In your statement of interest, please specifically address:

  • How the seminar would augment or impact the course(s) you anticipate teaching;

  • How the seminar would help to meet your institution's needs and/or expand your institution’s curricular offerings;

  • How will your perspective, experiences, and/or disciplinary approach enhance the seminar discussions?

This seminar aims to convene scholars from various career levels, disciplines, regional locations, academic institutions, and backgrounds. Participants must commit to attending the entire seminar. All assigned readings and course materials will be available to participants before the program. After the conclusion of the seminar, participants are expected to submit a preliminary version of a revised syllabus. The seminar will include designated working sessions for participants to revise and expand their syllabi content using Museum resources. 

Travel and Lodging

For non-local participants, the Mandel Center will cover the cost of (1) direct economy travel to and from the participant’s home institution and Washington, DC, and (2) lodging for the seminar duration. All participants will be provided $250 to defray the cost of meals and incidentals. 

Deadline

Applications must be received electronically no later than Friday, October 25, 2024.

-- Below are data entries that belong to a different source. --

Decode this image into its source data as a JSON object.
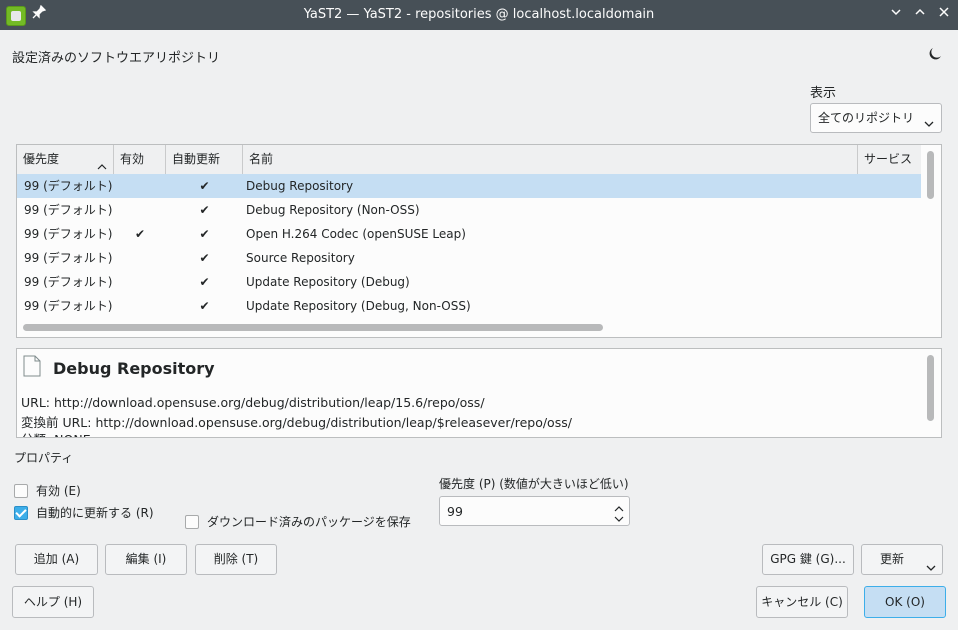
{
  "window": {
    "title": "YaST2 — YaST2 - repositories @ localhost.localdomain"
  },
  "section_title": "設定済みのソフトウエアリポジトリ",
  "view": {
    "label": "表示",
    "selected": "全てのリポジトリ"
  },
  "table": {
    "columns": [
      "優先度",
      "有効",
      "自動更新",
      "名前",
      "サービス"
    ],
    "rows": [
      {
        "priority": "99 (デフォルト)",
        "enabled": "",
        "autorefresh": "✔",
        "name": "Debug Repository",
        "service": ""
      },
      {
        "priority": "99 (デフォルト)",
        "enabled": "",
        "autorefresh": "✔",
        "name": "Debug Repository (Non-OSS)",
        "service": ""
      },
      {
        "priority": "99 (デフォルト)",
        "enabled": "✔",
        "autorefresh": "✔",
        "name": "Open H.264 Codec (openSUSE Leap)",
        "service": ""
      },
      {
        "priority": "99 (デフォルト)",
        "enabled": "",
        "autorefresh": "✔",
        "name": "Source Repository",
        "service": ""
      },
      {
        "priority": "99 (デフォルト)",
        "enabled": "",
        "autorefresh": "✔",
        "name": "Update Repository (Debug)",
        "service": ""
      },
      {
        "priority": "99 (デフォルト)",
        "enabled": "",
        "autorefresh": "✔",
        "name": "Update Repository (Debug, Non-OSS)",
        "service": ""
      }
    ]
  },
  "detail": {
    "title": "Debug Repository",
    "url_line": "URL: http://download.opensuse.org/debug/distribution/leap/15.6/repo/oss/",
    "raw_url_line": "変換前 URL: http://download.opensuse.org/debug/distribution/leap/$releasever/repo/oss/",
    "category_line": "分類: NONE"
  },
  "properties": {
    "label": "プロパティ",
    "enabled_label": "有効 (E)",
    "enabled_checked": false,
    "autorefresh_label": "自動的に更新する (R)",
    "autorefresh_checked": true,
    "keep_packages_label": "ダウンロード済みのパッケージを保存",
    "keep_packages_checked": false,
    "priority_label": "優先度 (P) (数値が大きいほど低い)",
    "priority_value": "99"
  },
  "buttons": {
    "add": "追加 (A)",
    "edit": "編集 (I)",
    "delete": "削除 (T)",
    "gpg": "GPG 鍵 (G)...",
    "refresh": "更新",
    "help": "ヘルプ (H)",
    "cancel": "キャンセル (C)",
    "ok": "OK (O)"
  },
  "colors": {
    "titlebar": "#475057",
    "selection": "#c5def3",
    "accent": "#3daee9"
  }
}
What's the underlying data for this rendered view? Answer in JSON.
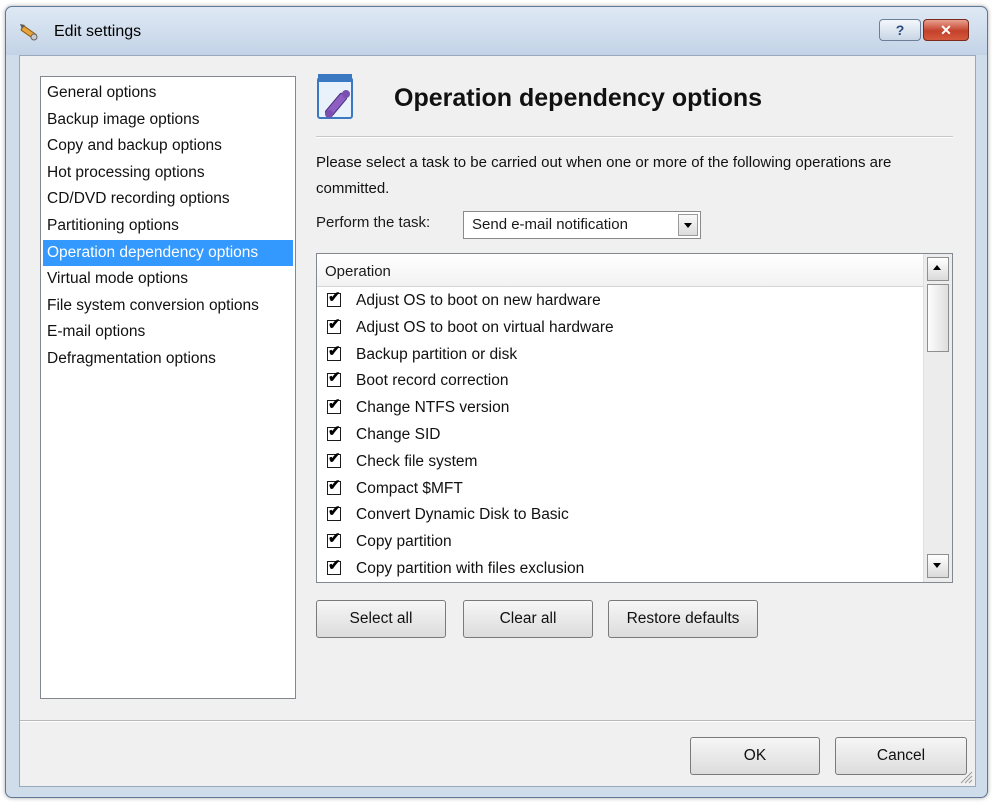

Applications from all qualified individuals will be considered without regard to race, color, religion, sex (including sexual orientation and gender identity), national origin, age, disability, genetic information, or any other protected status.

The Museum is committed to cultivating and maintaining a culture of diversity, equity, accessibility, and inclusion (DEAI). View the Museum Statement on Diversity, Equity, Accessibility, and Inclusion

This seminar is endowed by Edward and David Hess in memory of their parents, Jack and Anita Hess, who believed passionately in the power of education to overcome racial and religious prejudice.